HÖFL-RIESCH: Die Verteidigung des Gesamtweltcups muss mein Ziel sein. Mein Hauptziel ist aber eigentlich, die richtige Mischung aus Ehrgeiz und Gelassenheit zu finden. Denn ich habe mir mit der großen Kristallkugel meinen großen Traum - mein größtes sportliches Ziel - bereits erfüllt. Alles andere ist Zugabe.

Einen Sieg im Riesentorlauf sucht man vergeblich in deinem Lebenslauf...
HÖFL-RIESCH: Es ist auf jeden Fall ein Ziel für diese Saison.
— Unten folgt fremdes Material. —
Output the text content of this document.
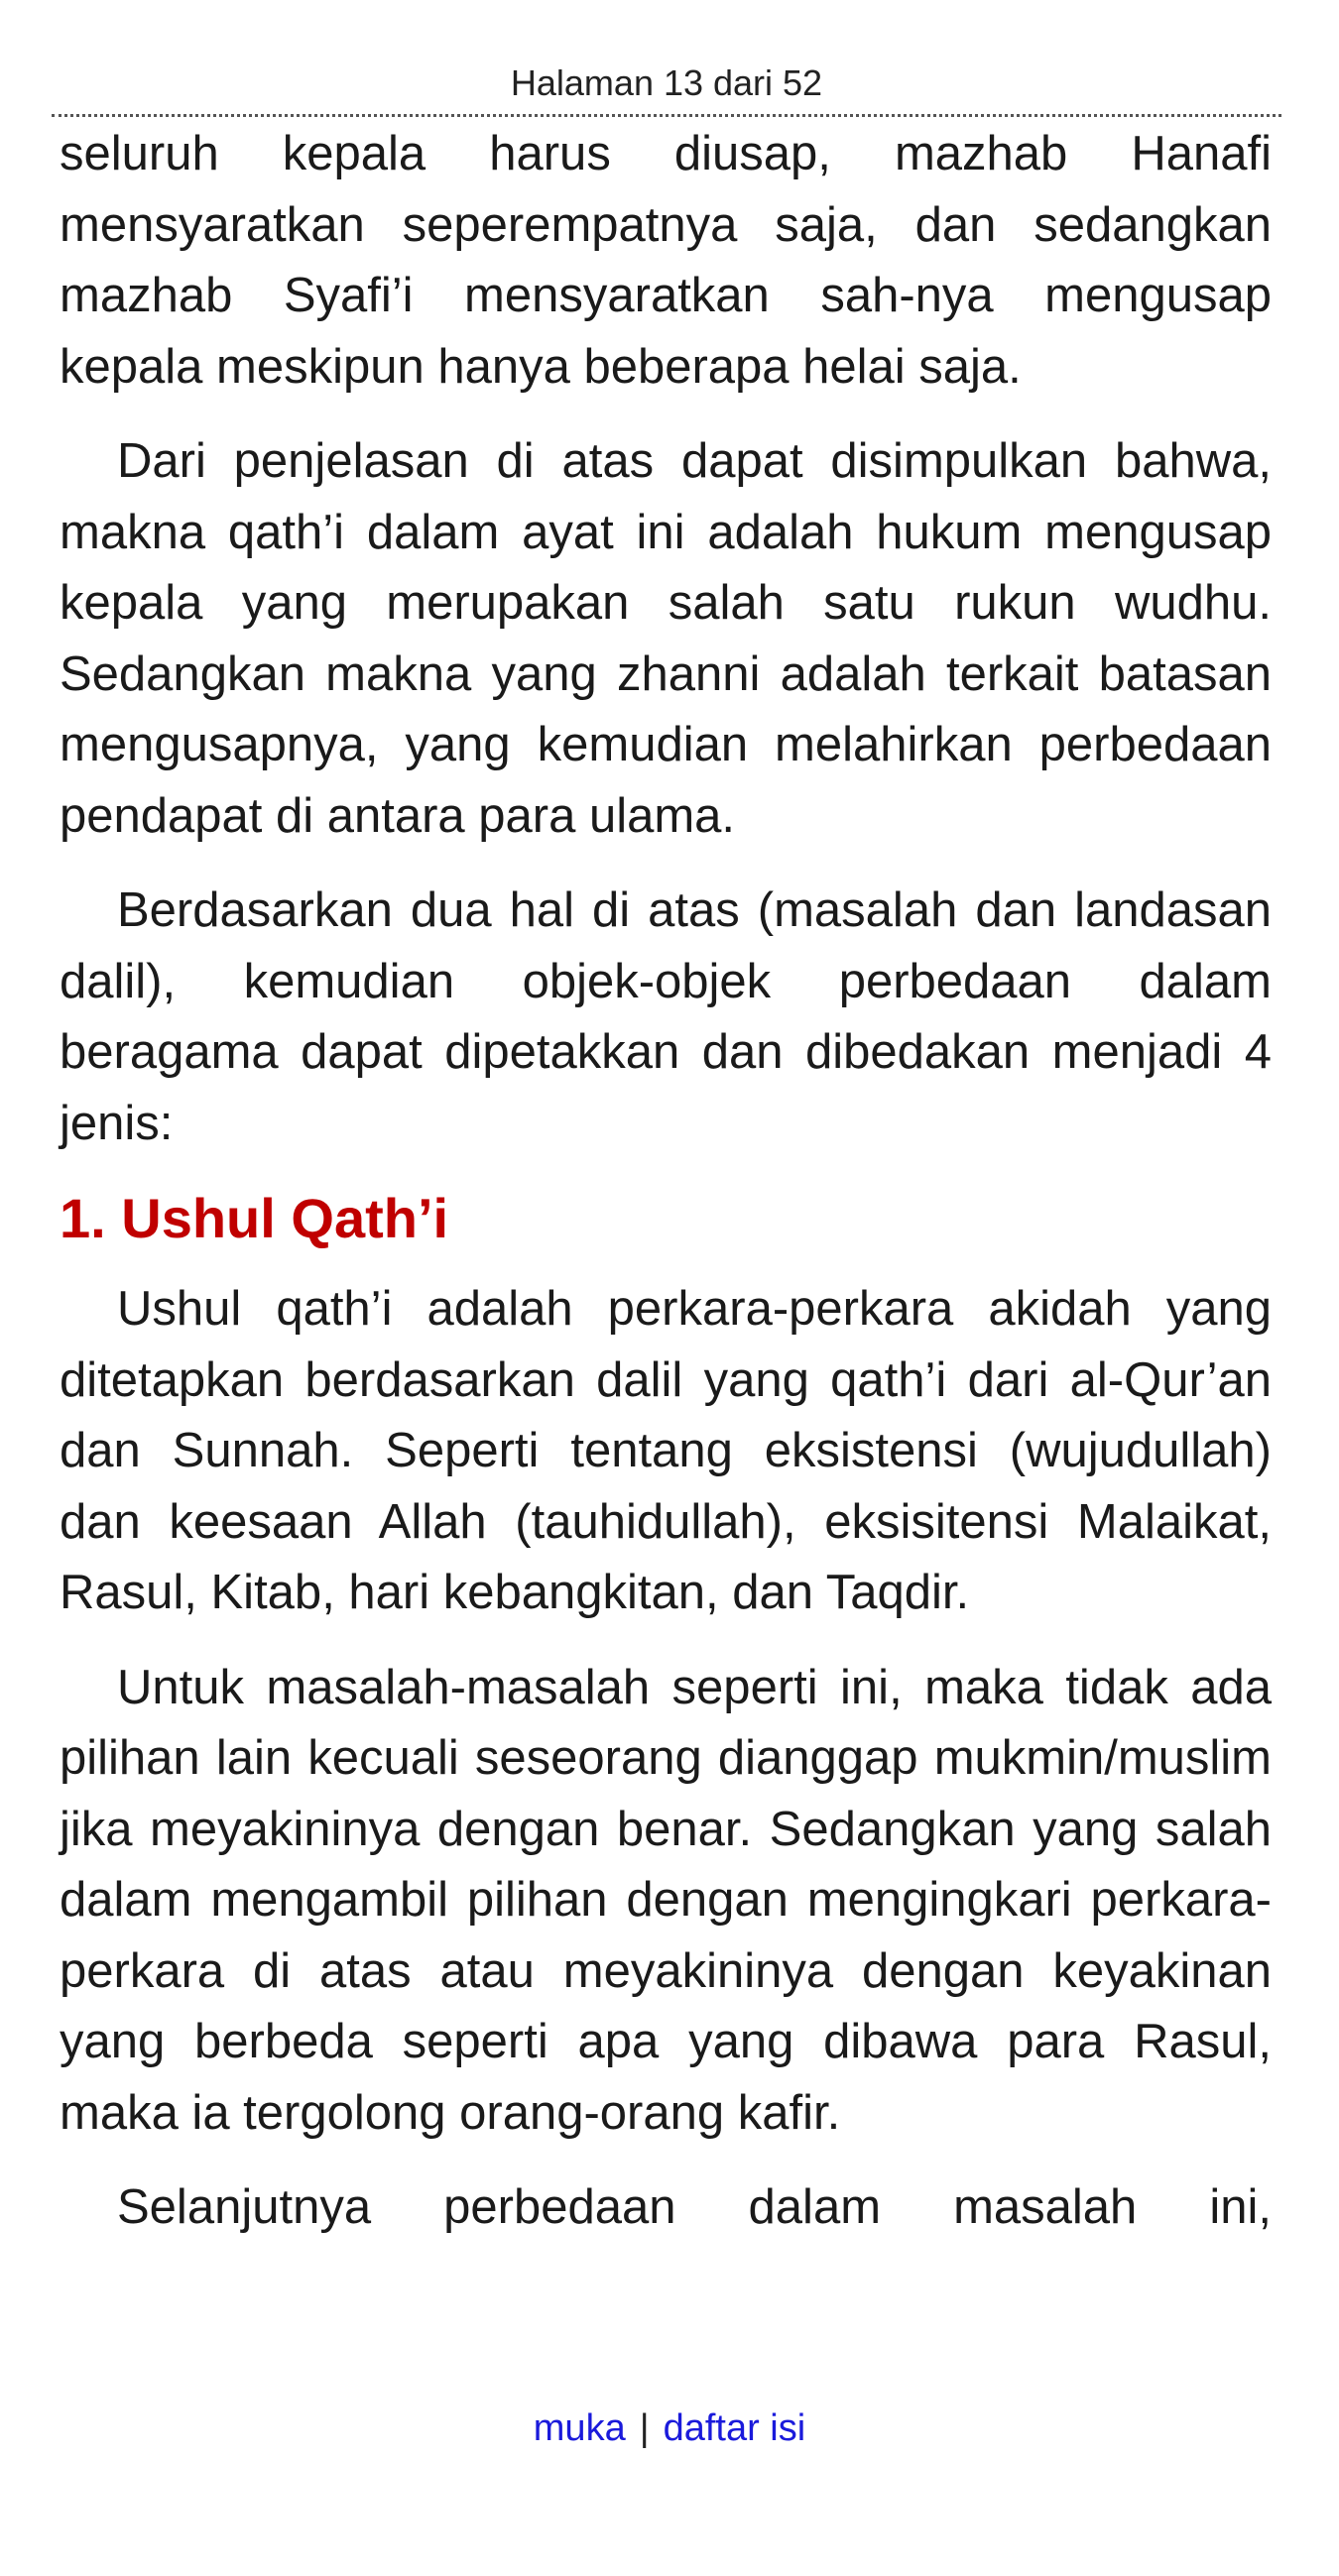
Halaman 13 dari 52

seluruh kepala harus diusap, mazhab Hanafi mensyaratkan seperempatnya saja, dan sedangkan mazhab Syafi’i mensyaratkan sah-nya mengusap kepala meskipun hanya beberapa helai saja.

Dari penjelasan di atas dapat disimpulkan bahwa, makna qath’i dalam ayat ini adalah hukum mengusap kepala yang merupakan salah satu rukun wudhu. Sedangkan makna yang zhanni adalah terkait batasan mengusapnya, yang kemudian melahirkan perbedaan pendapat di antara para ulama.

Berdasarkan dua hal di atas (masalah dan landasan dalil), kemudian objek-objek perbedaan dalam beragama dapat dipetakkan dan dibedakan menjadi 4 jenis:

1. Ushul Qath’i

Ushul qath’i adalah perkara-perkara akidah yang ditetapkan berdasarkan dalil yang qath’i dari al-Qur’an dan Sunnah. Seperti tentang eksistensi (wujudullah) dan keesaan Allah (tauhidullah), eksisitensi Malaikat, Rasul, Kitab, hari kebangkitan, dan Taqdir.

Untuk masalah-masalah seperti ini, maka tidak ada pilihan lain kecuali seseorang dianggap mukmin/muslim jika meyakininya dengan benar. Sedangkan yang salah dalam mengambil pilihan dengan mengingkari perkara-perkara di atas atau meyakininya dengan keyakinan yang berbeda seperti apa yang dibawa para Rasul, maka ia tergolong orang-orang kafir.

Selanjutnya perbedaan dalam masalah ini,

muka | daftar isi
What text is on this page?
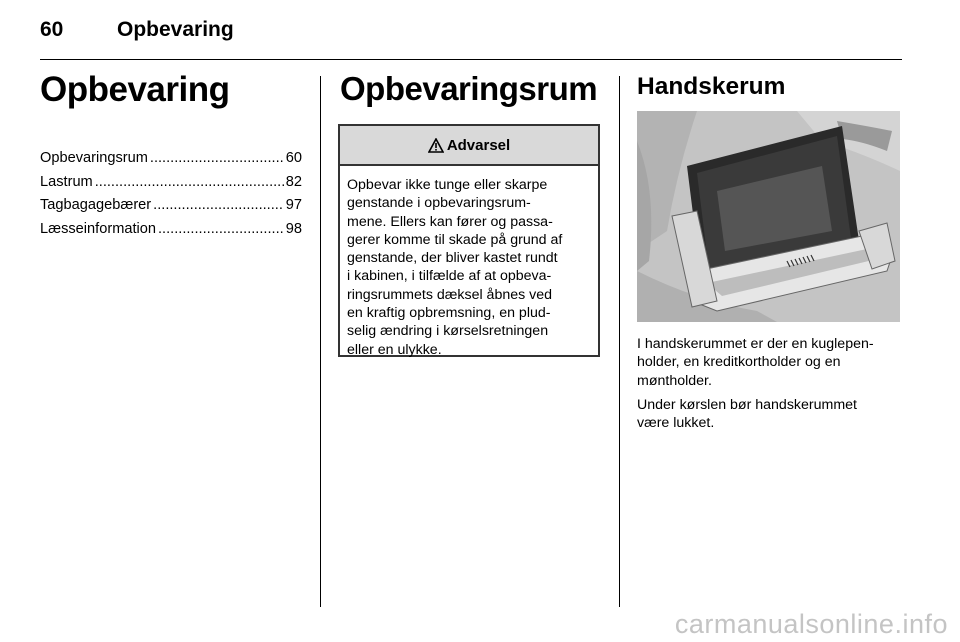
60	Opbevaring
Opbevaring
Opbevaringsrum .....	60
Lastrum .....	82
Tagbagagebærer .....	97
Læsseinformation .....	98
Opbevaringsrum
Advarsel
Opbevar ikke tunge eller skarpe
genstande i opbevaringsrum-
mene. Ellers kan fører og passa-
gerer komme til skade på grund af
genstande, der bliver kastet rundt
i kabinen, i tilfælde af at opbeva-
ringsrummets dæksel åbnes ved
en kraftig opbremsning, en plud-
selig ændring i kørselsretningen
eller en ulykke.
Handskerum

I handskerummet er der en kuglepen-
holder, en kreditkortholder og en
møntholder.

Under kørslen bør handskerummet
være lukket.

carmanualsonline.info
Dass ich in Sölden schon bereit bin, das bezweifle ich eher, obwohl ich noch nie so befreit in die Saison gegangen bin wie heuer. Das ist der schwerste Riesentorlauf der ganzen Saison. Für mich muss im Riesentorlauf alles zusammenpassen, damit ich ganz vorne dabei sein kann.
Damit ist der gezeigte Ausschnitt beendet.